Brown, Ashley, Gunther, Blackman, I thought. One moved in and out of the world like a ghost. One was dead. Another I had saved from dying. And last turned out to be as odd as any of them.
"G-Gunther n-never t-told me the details. He said the clients w-went after him because he w-was the owner of the b-b-business.
"I tried to call this f-family but the wife r-refused to talk. She said her husband told her to f-forget it."
Billy said he'd tried to call Gunther but he was out of the hospital and his business and home phone had been disconnected. The pilot had apparently made good on his vow to leave the state.
"So you've been busy, counselor," I said, smiling at Billy.
"Only 1-looking up alternatives," he said. "In case y-you were the only suspect they s-settled on and p-pushed into an indictment."
And they'd had enough to get their indictment. But the most recent target was now on a slab. It was neater that way. Maybe it was over. Maybe they got all they needed.
"M-maybe you could s-second guess the bait thing?"

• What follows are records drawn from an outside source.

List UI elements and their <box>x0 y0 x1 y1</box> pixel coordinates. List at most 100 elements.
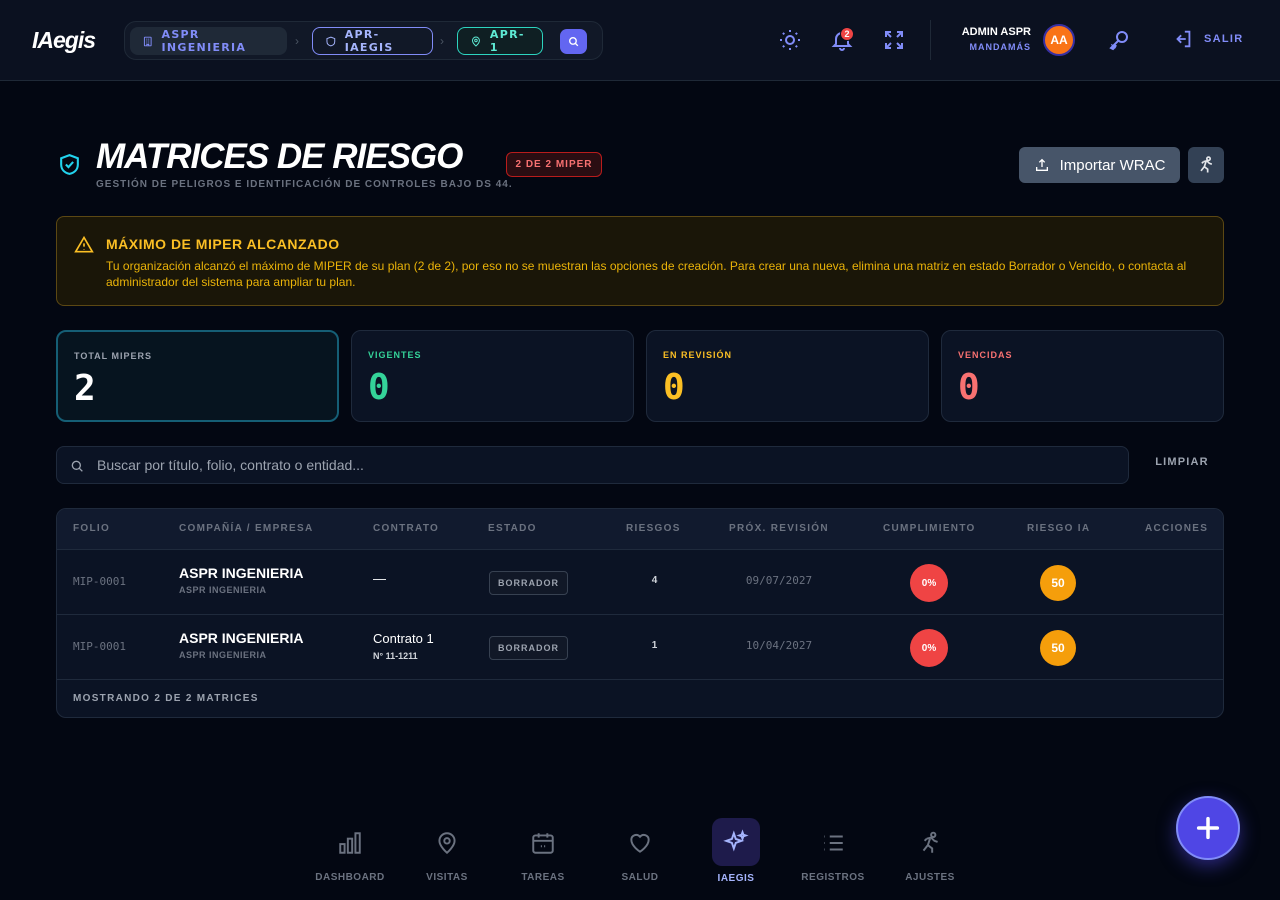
nav-icon-container <box>712 818 760 866</box>
column-header: RIESGOS <box>626 523 681 534</box>
stat-label: VENCIDAS <box>958 350 1013 360</box>
runner-icon <box>922 831 938 853</box>
column-header: ESTADO <box>488 523 537 534</box>
page-title: MATRICES DE RIESGO <box>96 137 463 176</box>
column-header: ACCIONES <box>1145 523 1209 534</box>
search-icon <box>71 460 83 472</box>
breadcrumb-company[interactable]: ASPR INGENIERIA <box>130 27 287 55</box>
column-header: RIESGO IA <box>1027 523 1091 534</box>
calendar-icon <box>532 833 554 854</box>
table-footer: MOSTRANDO 2 DE 2 MATRICES <box>57 679 1223 717</box>
stat-label: VIGENTES <box>368 350 422 360</box>
breadcrumb-project-label: APR-IAEGIS <box>344 28 394 54</box>
stat-card-total[interactable]: TOTAL MIPERS 2 <box>56 330 339 422</box>
table-row[interactable]: MIP-0001 ASPR INGENIERIA ASPR INGENIERIA… <box>57 549 1223 614</box>
miper-table: FOLIO COMPAÑÍA / EMPRESA CONTRATO ESTADO… <box>56 508 1224 718</box>
import-wrac-button[interactable]: Importar WRAC <box>1019 147 1180 183</box>
stat-card-vigentes[interactable]: VIGENTES 0 <box>351 330 634 422</box>
company-name: ASPR INGENIERIA <box>179 565 304 581</box>
nav-label: AJUSTES <box>905 872 955 883</box>
user-name: ADMIN ASPR <box>961 26 1031 38</box>
nav-ajustes[interactable]: AJUSTES <box>890 820 970 883</box>
breadcrumb-site-label: APR-1 <box>489 28 525 54</box>
logout-label: SALIR <box>1204 33 1244 45</box>
limit-alert: MÁXIMO DE MIPER ALCANZADO Tu organizació… <box>56 216 1224 306</box>
search-icon <box>569 37 579 47</box>
nav-tareas[interactable]: TAREAS <box>503 820 583 883</box>
breadcrumb-company-label: ASPR INGENIERIA <box>161 28 247 54</box>
plus-icon <box>1196 816 1220 840</box>
compliance-badge: 0% <box>910 629 948 667</box>
ai-risk-badge: 50 <box>1040 565 1076 601</box>
column-header: PRÓX. REVISIÓN <box>729 523 829 534</box>
ai-risk-badge: 50 <box>1040 630 1076 666</box>
company-name: ASPR INGENIERIA <box>179 630 304 646</box>
status-badge: BORRADOR <box>489 571 568 595</box>
breadcrumb-project[interactable]: APR-IAEGIS <box>312 27 433 55</box>
stat-card-en-revision[interactable]: EN REVISIÓN 0 <box>646 330 929 422</box>
nav-visitas[interactable]: VISITAS <box>407 820 487 883</box>
logout-button[interactable]: SALIR <box>1172 28 1244 50</box>
nav-dashboard[interactable]: DASHBOARD <box>310 820 390 883</box>
list-icon <box>824 835 843 851</box>
folio-cell: MIP-0001 <box>73 575 126 588</box>
import-wrac-label: Importar WRAC <box>1059 156 1166 174</box>
column-header: CUMPLIMIENTO <box>883 523 976 534</box>
top-bar: IAegis ASPR INGENIERIA › APR-IAEGIS › AP… <box>0 0 1280 81</box>
runner-icon <box>1200 156 1213 173</box>
next-review-date: 10/04/2027 <box>745 639 813 652</box>
company-sub: ASPR INGENIERIA <box>179 650 267 660</box>
fullscreen-icon[interactable] <box>882 28 906 52</box>
folio-cell: MIP-0001 <box>73 640 126 653</box>
next-review-date: 09/07/2027 <box>745 574 813 587</box>
risks-count: 1 <box>651 640 658 651</box>
notification-badge: 2 <box>840 27 854 41</box>
upload-icon <box>1035 158 1048 171</box>
contract-cell: — <box>373 571 386 586</box>
search-input[interactable] <box>97 447 1117 483</box>
nav-registros[interactable]: REGISTROS <box>793 820 873 883</box>
alert-title: MÁXIMO DE MIPER ALCANZADO <box>106 236 340 252</box>
stat-value: 0 <box>958 367 980 408</box>
runner-action-button[interactable] <box>1188 147 1224 183</box>
stat-value: 0 <box>663 367 685 408</box>
nav-label: DASHBOARD <box>315 872 385 883</box>
stat-label: EN REVISIÓN <box>663 350 733 360</box>
user-role: MANDAMÁS <box>969 42 1031 52</box>
column-header: COMPAÑÍA / EMPRESA <box>179 523 314 534</box>
limit-badge: 2 DE 2 MIPER <box>506 152 602 177</box>
breadcrumb-site[interactable]: APR-1 <box>457 27 543 55</box>
breadcrumb-search-button[interactable] <box>560 29 587 54</box>
map-pin-icon <box>438 832 456 855</box>
table-count: MOSTRANDO 2 DE 2 MATRICES <box>73 693 259 704</box>
key-icon[interactable] <box>1107 28 1131 52</box>
risks-count: 4 <box>651 575 658 586</box>
bar-chart-icon <box>339 832 361 854</box>
shield-check-icon <box>60 154 79 175</box>
add-button[interactable] <box>1176 796 1240 860</box>
status-badge: BORRADOR <box>489 636 568 660</box>
nav-salud[interactable]: SALUD <box>600 820 680 883</box>
logout-icon <box>1176 30 1191 48</box>
building-icon <box>143 36 152 46</box>
avatar[interactable]: AA <box>1043 24 1075 56</box>
contract-number: N° 11-1211 <box>373 651 418 661</box>
search-box <box>56 446 1129 484</box>
clear-button[interactable]: LIMPIAR <box>1140 456 1224 468</box>
page-subtitle: GESTIÓN DE PELIGROS E IDENTIFICACIÓN DE … <box>96 179 513 190</box>
stat-value: 2 <box>74 368 96 409</box>
stat-value: 0 <box>368 367 390 408</box>
table-row[interactable]: MIP-0001 ASPR INGENIERIA ASPR INGENIERIA… <box>57 614 1223 679</box>
chevron-right-icon: › <box>440 34 444 48</box>
app-logo[interactable]: IAegis <box>32 27 96 54</box>
shield-icon <box>326 36 336 46</box>
sun-icon[interactable] <box>778 28 802 52</box>
warning-icon <box>74 235 94 253</box>
table-header: FOLIO COMPAÑÍA / EMPRESA CONTRATO ESTADO… <box>57 509 1223 549</box>
heart-icon <box>630 833 650 853</box>
stat-label: TOTAL MIPERS <box>74 351 153 361</box>
stat-card-vencidas[interactable]: VENCIDAS 0 <box>941 330 1224 422</box>
nav-iaegis[interactable]: IAEGIS <box>696 818 776 884</box>
map-pin-icon <box>471 36 480 47</box>
nav-label: IAEGIS <box>717 873 755 884</box>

"Kinda late," I said. "Right now, I'm going to get in a beach run and then go shopping," I said. "You game?"
"I w-will drive."
I finished my coffee and went running. The tide was out and the sand was packed but nothing like the South Jersey shore beaches where the tide could run out and leave a swath of hard brown sand thirty yards wide on the barrier island beaches of Wildwood, Cape May and Ocean City. I'd tried for months to run Lavernious Coleman's dead face out of my head on those beaches. But his ghost was always waiting for me back on the city streets.